The CRPD does not comprehensively define ‘disability’ but makes it clear that it includes mental and psychosocial disabilities (
Article 1, CRPD). It is therefore directly relevant to mental health law, which has traditionally seen people with mental illness or mental disorder as ‘objects’ requiring protection rather than ‘subjects’ with full personhood and the capacity to make decisions and express preferences about their treatment, care and support.
Debates about how the CRPD applies to mental health law are ongoing. For the purposes of this chapter, it is sufficient to note that the Act, and the mental health legislation of most other Australian states and territories, tries to find the balance between the capacity and rights-promoting approach and the rights-protective approach. Achieving this balance is still a work in progress.
The more radical approach under the CRPD, which would be to abolish involuntary mental health detention and treatment altogether, has not been followed (see Australia’s
declaration and reservation regarding CRPD, in which it
‘declares its understanding that the Convention allows for compulsory assistance or treatment of persons, including measures taken for the treatment of mental disability, where such treatment is necessary, as a last resort and subject to safeguards’). At the same time, the Act tries to make supported decision-making and respect for the person’s will, preferences and right at the heart of mental health treatment, care and support. Only when all attempts at supporting and giving effect to the person’s own preferences has been unsuccessful can involuntary treatment be provided, and done so in a tightly-regulated, monitored, transparent and rights-oriented way.

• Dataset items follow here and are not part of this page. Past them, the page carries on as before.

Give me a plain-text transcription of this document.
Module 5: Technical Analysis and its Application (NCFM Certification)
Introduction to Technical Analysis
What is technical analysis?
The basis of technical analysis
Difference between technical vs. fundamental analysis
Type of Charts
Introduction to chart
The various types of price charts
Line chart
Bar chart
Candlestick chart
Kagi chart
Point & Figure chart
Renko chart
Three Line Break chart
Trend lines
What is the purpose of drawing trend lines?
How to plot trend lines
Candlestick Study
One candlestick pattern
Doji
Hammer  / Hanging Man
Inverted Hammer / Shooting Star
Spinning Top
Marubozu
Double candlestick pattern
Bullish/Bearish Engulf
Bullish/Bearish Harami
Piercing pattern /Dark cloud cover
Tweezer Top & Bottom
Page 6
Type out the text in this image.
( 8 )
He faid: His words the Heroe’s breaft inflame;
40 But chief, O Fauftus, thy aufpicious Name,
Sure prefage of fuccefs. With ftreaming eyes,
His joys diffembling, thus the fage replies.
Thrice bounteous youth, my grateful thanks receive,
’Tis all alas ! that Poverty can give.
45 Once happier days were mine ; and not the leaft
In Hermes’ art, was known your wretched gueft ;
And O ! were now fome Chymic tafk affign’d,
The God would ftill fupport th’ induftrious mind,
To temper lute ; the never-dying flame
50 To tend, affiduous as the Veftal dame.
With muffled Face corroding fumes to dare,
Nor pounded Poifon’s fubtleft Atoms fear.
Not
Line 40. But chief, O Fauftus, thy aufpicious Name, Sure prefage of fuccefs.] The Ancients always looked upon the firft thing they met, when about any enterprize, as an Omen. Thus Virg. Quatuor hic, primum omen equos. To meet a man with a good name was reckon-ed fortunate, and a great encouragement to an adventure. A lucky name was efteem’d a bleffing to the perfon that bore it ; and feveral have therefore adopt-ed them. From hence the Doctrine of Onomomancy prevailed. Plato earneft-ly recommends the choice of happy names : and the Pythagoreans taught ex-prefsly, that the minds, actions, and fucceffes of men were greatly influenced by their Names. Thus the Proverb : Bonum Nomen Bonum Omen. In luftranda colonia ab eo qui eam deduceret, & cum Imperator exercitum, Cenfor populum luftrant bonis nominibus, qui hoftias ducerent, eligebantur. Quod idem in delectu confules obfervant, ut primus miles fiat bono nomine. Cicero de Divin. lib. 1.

Principles of treatment, care and support
The broader purposes of the Act in
section 5 are given fuller expression in
section 6. This section sets out the principles which must be taken into account whenever any action or decision is made under the Act. These principles are quite extensive but are clearly set out, and can be viewed directly
here, in s 6 of the Act.
The inclusion of these principles in the Act (making the Act a piece of ‘principled legislation’) is intended to shape the culture of mental health services in the ACT by setting the standard for how mental health treatment, care and support should be provided, especially where this cannot be directly regulated through rules and decisions under the Act.